Photo by Alexander Mils on Unsplash

Myth: Eating red meat will cause cancer  

If you’re a red meat eater and get discouraged when people say that it can give you cancer, don’t get too down on yourself. This warning has become greatly over-exaggerated to become an absolute statement, which is something that should immediately be a red flag when it comes to nutrition. The warning stems from compounds called polychromatic hydrocarbons, which are often found in smoked meats. These compounds have the potential to cause damage to our genome, but the risk is more pronounced in those who maintain poor diets and an unhealthy lifestyle.
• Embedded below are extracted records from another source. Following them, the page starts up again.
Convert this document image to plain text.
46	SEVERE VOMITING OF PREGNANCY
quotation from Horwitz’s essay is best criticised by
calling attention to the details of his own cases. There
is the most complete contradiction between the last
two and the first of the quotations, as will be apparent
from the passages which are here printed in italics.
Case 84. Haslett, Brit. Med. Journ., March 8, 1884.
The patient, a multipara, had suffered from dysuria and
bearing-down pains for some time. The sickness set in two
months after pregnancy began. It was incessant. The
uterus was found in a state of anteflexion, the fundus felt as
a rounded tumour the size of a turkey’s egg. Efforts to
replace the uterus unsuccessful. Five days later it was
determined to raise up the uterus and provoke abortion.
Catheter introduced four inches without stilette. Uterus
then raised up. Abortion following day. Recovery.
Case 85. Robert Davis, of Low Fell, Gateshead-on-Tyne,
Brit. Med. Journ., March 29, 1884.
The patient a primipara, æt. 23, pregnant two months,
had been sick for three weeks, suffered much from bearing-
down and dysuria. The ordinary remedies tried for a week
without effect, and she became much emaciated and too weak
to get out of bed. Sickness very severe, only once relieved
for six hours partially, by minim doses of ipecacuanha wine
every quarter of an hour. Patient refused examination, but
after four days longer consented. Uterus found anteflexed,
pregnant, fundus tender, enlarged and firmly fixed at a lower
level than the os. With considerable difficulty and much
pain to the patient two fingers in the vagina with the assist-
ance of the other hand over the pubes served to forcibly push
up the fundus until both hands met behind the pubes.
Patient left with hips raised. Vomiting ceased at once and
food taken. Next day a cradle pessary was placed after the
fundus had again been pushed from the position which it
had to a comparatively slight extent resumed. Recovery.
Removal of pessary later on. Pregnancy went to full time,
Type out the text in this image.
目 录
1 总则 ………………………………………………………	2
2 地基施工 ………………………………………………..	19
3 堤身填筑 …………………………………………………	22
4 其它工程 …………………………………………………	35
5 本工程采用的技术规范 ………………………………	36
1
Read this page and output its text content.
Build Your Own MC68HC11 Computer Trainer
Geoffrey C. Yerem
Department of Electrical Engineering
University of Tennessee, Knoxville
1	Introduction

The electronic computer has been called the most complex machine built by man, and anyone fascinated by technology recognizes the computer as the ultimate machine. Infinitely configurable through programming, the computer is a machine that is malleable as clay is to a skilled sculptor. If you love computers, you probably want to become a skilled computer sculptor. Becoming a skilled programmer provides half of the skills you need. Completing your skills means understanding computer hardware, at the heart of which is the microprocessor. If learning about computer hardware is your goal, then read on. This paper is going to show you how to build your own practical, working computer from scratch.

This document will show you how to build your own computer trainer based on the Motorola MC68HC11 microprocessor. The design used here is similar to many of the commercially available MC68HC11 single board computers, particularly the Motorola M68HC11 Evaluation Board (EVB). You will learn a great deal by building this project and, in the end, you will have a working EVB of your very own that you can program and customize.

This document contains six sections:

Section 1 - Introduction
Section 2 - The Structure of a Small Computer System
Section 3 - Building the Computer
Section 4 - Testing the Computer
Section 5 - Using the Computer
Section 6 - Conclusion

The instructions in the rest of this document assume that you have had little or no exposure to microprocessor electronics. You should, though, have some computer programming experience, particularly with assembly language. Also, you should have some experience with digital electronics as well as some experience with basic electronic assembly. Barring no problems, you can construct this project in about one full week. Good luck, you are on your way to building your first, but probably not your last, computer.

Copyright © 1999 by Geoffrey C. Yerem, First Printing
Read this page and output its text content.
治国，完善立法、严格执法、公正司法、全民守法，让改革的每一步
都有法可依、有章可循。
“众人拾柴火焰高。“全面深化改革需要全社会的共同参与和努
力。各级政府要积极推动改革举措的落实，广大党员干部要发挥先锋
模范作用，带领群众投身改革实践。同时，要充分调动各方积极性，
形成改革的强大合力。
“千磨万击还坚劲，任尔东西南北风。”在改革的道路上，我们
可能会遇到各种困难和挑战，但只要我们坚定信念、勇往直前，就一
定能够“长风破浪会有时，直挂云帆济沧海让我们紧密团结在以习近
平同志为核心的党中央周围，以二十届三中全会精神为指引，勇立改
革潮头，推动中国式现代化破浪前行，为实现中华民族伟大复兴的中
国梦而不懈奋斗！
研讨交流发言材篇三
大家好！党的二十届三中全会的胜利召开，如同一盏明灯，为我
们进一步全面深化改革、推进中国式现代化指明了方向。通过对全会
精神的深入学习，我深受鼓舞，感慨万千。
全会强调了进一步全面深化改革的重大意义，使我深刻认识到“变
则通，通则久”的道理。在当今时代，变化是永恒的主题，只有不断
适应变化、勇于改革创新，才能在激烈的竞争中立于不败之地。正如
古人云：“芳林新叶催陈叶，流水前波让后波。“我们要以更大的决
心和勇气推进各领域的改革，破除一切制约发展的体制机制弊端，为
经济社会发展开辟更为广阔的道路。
In reality, by practicing moderation, you are going to be just fine if you want to enjoy a steak or hamburger. 

Myth: You should choose foods marked with an “All-Natural” label at the market 

Seeing a product on the shelves marked with a shining all-natural sticker might make you think it’s a good choice, but in reality, they don’t mean much in terms of being beneficial. These are made to rope in shoppers that don’t quite want to shell out the money for a certified organic product, but still want to feel like they’re making a smart decision with their food. The FDA and the U.S. Department of Agriculture maintain strict guidelines on organic foods, but all-natural foods remain unregulated, meaning there’s no guarantee that it has fewer modified ingredients or cleaner production methods. 

Image by Steve Buissinne from Pixabay

Myth: Eating small, frequent meals will charge your metabolism 

You may have heard that eating small meals will help your body burn more calories, but in reality, this is totally bogus. Food intake has a negligible effect on your metabolism, making the practice useless for losing weight. The biggest characteristic that affects your metabolism is your body composition and size. By having more muscle on your frame, you’re more likely to burn calories at a faster rate. So, instead of eating 6-8 small meals throughout the day, try working on building some muscle by increasing your protein intake and hitting the weights.